I see much of human creativity as emergence. I can't make an idea come, I never know what kind of image is going to show up on the page, or whether the image will work for me or not when it does. In a very real sense, I have no control over the process.

Emergence is mysterious in terms of not being something that can be causally understood or deliberately controlled, but it does take place within constraints. People often forget this when they talk about dynamic systems; an elephant cannot produce emergence in the form of a snake, though the reason for its suddenly violent behaviour may not be easy to track back to any specific cause.

My last ten years have been a study of how to create conditions for the emergence of images, movement forms, sounds and words that satisfy my 'need to make things', as Elizabeth Gilbert would say. It's a tricky and elusive process, as it doesn't respond to plans or intentions. In my case, it's actually usually sabotaged by plans and intentions.

An example of this is me deciding earlier this week that I would put myself on 'a residency', here in my own residence, for one to two weeks. A friend had asked if I was going to apply for a residency somewhere, and, instead of saying my normal, 'oh, no, that kind of thing doesn't interest me' I listened to the idea and asked myself whether it might be time to check in that I still believed this. I was unconsciously looking for a way to focus back in after a year of total distraction, and this seemed like it could be a good idea. Why not?

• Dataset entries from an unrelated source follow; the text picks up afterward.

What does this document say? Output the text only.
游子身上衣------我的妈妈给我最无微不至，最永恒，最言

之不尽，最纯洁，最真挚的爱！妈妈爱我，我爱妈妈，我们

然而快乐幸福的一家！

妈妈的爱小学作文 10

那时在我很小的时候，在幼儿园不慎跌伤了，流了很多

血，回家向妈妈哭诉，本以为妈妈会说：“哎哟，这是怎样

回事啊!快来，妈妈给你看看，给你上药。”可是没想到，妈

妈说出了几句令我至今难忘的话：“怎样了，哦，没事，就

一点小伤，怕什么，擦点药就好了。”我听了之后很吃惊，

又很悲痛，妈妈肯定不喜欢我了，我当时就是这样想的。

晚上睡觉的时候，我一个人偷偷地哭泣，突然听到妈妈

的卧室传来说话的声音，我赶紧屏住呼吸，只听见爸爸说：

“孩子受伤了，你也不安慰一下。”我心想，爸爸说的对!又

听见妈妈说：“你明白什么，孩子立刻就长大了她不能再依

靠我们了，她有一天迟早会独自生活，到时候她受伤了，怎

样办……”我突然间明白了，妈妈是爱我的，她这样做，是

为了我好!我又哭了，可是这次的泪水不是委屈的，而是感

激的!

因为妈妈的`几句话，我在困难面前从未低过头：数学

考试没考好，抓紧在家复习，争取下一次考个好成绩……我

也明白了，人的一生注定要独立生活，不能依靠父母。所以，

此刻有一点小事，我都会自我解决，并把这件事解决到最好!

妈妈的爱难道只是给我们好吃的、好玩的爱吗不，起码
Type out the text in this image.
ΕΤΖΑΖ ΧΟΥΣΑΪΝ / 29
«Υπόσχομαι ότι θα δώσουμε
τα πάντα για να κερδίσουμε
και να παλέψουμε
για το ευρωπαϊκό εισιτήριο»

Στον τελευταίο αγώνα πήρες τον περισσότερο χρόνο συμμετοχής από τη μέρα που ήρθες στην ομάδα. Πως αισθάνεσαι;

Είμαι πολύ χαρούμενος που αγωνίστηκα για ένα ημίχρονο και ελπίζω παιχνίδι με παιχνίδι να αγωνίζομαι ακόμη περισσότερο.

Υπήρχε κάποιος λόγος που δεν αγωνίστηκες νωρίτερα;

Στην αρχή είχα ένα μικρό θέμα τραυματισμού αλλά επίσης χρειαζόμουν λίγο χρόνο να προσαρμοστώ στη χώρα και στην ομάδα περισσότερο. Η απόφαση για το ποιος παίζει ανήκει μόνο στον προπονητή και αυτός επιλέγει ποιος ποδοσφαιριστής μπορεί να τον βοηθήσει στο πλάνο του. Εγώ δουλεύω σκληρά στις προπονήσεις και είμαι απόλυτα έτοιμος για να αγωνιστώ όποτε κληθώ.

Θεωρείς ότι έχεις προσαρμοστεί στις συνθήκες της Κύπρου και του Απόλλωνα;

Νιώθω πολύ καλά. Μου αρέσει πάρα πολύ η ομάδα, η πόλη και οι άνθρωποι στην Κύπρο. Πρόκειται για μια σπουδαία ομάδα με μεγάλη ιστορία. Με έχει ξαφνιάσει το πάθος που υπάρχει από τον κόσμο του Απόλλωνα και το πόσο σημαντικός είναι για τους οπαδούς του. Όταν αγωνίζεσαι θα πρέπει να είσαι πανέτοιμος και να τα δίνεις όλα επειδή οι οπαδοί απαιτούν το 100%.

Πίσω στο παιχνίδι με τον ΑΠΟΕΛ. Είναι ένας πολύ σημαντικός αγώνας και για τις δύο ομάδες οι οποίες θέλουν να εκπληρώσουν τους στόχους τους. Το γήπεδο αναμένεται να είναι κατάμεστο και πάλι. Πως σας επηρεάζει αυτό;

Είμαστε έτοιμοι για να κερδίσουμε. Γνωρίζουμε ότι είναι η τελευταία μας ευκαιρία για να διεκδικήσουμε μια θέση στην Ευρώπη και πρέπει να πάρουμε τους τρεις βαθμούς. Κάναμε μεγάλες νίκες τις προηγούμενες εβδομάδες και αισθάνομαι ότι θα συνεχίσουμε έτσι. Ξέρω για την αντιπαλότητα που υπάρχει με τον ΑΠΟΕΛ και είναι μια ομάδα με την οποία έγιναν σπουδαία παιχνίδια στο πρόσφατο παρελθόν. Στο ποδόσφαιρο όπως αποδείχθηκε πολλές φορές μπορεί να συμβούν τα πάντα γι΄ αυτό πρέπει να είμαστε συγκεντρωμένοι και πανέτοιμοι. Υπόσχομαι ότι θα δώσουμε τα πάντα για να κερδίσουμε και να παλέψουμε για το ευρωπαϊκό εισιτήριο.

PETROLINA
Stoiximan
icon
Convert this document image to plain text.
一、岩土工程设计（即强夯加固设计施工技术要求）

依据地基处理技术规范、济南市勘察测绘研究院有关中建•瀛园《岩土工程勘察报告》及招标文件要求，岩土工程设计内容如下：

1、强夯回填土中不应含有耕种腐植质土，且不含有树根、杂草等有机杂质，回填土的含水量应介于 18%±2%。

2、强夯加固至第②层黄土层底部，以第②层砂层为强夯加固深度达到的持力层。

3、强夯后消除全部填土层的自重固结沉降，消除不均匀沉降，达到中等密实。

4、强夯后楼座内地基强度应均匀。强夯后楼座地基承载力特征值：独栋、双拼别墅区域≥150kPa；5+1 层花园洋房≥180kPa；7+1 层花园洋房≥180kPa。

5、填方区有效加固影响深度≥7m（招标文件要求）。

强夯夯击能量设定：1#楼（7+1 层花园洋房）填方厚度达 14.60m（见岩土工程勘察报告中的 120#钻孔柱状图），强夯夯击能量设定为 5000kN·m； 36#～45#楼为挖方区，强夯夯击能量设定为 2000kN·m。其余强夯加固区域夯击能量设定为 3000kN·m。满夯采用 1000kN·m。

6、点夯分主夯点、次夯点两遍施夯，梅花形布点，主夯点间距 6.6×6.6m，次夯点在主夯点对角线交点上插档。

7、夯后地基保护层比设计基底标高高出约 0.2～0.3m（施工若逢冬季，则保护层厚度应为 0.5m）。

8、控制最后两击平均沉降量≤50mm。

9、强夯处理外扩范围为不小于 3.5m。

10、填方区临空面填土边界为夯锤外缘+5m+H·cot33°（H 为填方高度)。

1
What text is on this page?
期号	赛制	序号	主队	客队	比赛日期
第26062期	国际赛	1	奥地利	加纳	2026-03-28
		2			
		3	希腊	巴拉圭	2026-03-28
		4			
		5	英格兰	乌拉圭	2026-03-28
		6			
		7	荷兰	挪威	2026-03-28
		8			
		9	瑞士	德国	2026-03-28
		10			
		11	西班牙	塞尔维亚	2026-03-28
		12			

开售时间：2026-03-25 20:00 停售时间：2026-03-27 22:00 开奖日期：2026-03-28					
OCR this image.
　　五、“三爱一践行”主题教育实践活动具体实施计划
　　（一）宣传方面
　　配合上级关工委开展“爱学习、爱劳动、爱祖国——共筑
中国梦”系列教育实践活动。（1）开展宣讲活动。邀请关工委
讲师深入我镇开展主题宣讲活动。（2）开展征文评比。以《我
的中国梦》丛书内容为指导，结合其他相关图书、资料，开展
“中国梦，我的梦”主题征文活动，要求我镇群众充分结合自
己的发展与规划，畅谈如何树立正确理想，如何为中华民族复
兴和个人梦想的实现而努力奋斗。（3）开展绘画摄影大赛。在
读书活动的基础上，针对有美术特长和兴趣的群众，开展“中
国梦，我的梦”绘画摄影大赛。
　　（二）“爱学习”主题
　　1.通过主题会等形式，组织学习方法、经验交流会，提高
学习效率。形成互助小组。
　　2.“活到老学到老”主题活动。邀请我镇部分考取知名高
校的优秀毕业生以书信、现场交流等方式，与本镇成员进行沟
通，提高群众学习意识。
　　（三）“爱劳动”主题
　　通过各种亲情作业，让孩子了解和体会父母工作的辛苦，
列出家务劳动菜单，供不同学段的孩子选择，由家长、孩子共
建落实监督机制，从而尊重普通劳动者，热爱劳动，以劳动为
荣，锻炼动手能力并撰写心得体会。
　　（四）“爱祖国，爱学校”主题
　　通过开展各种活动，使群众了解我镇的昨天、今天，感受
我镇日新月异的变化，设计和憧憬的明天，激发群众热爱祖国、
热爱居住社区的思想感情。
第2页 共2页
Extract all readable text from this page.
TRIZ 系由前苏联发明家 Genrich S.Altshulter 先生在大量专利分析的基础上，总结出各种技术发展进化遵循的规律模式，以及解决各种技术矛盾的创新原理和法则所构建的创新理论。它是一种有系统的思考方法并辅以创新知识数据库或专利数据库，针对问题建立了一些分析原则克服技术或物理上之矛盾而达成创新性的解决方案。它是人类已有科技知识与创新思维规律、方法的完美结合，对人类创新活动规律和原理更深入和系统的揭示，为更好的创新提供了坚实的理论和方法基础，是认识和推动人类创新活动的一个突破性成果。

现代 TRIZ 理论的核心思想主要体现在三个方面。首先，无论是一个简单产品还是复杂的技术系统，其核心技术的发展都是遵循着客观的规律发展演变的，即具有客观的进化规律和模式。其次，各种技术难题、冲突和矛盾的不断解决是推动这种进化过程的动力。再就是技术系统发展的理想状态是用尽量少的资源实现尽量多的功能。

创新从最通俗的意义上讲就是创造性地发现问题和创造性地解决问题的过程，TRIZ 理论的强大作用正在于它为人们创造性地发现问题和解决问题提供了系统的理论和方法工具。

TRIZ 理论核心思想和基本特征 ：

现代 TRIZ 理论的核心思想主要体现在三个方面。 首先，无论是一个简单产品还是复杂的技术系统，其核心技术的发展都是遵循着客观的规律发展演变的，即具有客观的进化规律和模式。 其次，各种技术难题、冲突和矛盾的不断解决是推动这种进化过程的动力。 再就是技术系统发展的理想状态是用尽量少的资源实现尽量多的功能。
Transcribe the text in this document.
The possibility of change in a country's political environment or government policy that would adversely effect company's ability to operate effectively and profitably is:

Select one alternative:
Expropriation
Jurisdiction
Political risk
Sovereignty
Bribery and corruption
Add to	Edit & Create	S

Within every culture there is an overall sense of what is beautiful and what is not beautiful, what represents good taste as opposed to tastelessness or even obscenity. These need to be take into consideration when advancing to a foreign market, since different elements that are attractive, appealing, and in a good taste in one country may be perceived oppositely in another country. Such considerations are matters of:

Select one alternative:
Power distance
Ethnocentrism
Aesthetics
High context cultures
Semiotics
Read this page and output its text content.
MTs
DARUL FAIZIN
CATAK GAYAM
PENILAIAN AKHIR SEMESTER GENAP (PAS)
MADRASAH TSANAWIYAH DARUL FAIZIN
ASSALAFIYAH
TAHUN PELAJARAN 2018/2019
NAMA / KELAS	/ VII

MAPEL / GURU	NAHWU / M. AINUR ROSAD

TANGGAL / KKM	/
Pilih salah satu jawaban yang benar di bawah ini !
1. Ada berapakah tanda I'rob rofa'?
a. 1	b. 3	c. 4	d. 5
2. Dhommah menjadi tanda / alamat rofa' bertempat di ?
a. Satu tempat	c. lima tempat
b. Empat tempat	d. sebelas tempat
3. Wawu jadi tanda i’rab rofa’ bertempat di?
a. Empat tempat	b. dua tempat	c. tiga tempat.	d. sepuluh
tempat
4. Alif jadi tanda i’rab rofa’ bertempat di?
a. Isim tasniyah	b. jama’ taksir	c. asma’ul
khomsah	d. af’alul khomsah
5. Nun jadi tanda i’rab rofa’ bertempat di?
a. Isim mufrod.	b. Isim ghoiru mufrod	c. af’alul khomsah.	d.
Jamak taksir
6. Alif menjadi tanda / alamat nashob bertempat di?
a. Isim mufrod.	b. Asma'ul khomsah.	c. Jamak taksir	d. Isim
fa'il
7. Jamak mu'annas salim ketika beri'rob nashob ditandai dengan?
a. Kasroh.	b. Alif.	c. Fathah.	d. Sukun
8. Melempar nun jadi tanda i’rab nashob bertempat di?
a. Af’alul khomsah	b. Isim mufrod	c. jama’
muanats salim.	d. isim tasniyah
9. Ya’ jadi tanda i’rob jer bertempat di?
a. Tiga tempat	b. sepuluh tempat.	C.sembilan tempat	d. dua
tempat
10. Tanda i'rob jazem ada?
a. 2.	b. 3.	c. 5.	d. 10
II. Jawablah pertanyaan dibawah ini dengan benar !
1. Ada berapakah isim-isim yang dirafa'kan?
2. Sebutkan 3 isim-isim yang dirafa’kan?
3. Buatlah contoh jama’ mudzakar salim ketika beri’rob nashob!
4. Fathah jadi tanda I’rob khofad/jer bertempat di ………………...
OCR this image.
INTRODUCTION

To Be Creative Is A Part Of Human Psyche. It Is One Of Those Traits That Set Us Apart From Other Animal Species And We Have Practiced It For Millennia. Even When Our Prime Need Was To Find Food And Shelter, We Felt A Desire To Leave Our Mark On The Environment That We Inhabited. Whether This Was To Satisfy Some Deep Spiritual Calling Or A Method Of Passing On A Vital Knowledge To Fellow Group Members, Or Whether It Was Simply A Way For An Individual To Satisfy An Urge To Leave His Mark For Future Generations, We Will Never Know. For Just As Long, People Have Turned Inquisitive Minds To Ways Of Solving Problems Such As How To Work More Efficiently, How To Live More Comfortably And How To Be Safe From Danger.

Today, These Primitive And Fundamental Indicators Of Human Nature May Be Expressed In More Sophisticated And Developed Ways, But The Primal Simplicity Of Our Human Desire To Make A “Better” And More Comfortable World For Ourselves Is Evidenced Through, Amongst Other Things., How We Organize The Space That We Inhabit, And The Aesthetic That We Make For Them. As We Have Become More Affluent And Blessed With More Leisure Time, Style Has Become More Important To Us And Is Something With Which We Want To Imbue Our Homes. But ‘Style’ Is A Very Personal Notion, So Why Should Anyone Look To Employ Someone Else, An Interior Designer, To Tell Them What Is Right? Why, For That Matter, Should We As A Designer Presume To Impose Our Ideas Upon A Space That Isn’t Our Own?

I set out with the best of intentions, keeping in mind everything I've learnt about not pressuring myself, not working endlessly without regard to my physical body, making space around things, remembering to stop, varying my activities - everything that a ten year study of personal process had taught me.

By the evening I could feel in my body that something was badly wrong. I couldn't say what it was. I had done everything right by my own subtle rule book. But by midnight I realised that I had to jettison the entire idea of 'a residency'. I saw that I had taken a normal, external, institution-based idea and had tried to apply it to an organic being that has just spent ten years escaping from the effects of accepting normal, external, institution-based demands after a life before that of remaining free of them. It felt like I had thrown a net over myself.

Writing about creative ease may or may not work out. I need to try it out, because I don't know where it will lead. It might lead nowhere. But how can I know if I don't try? And I can only even consider it because I didn't sit and plan to do it with my mind.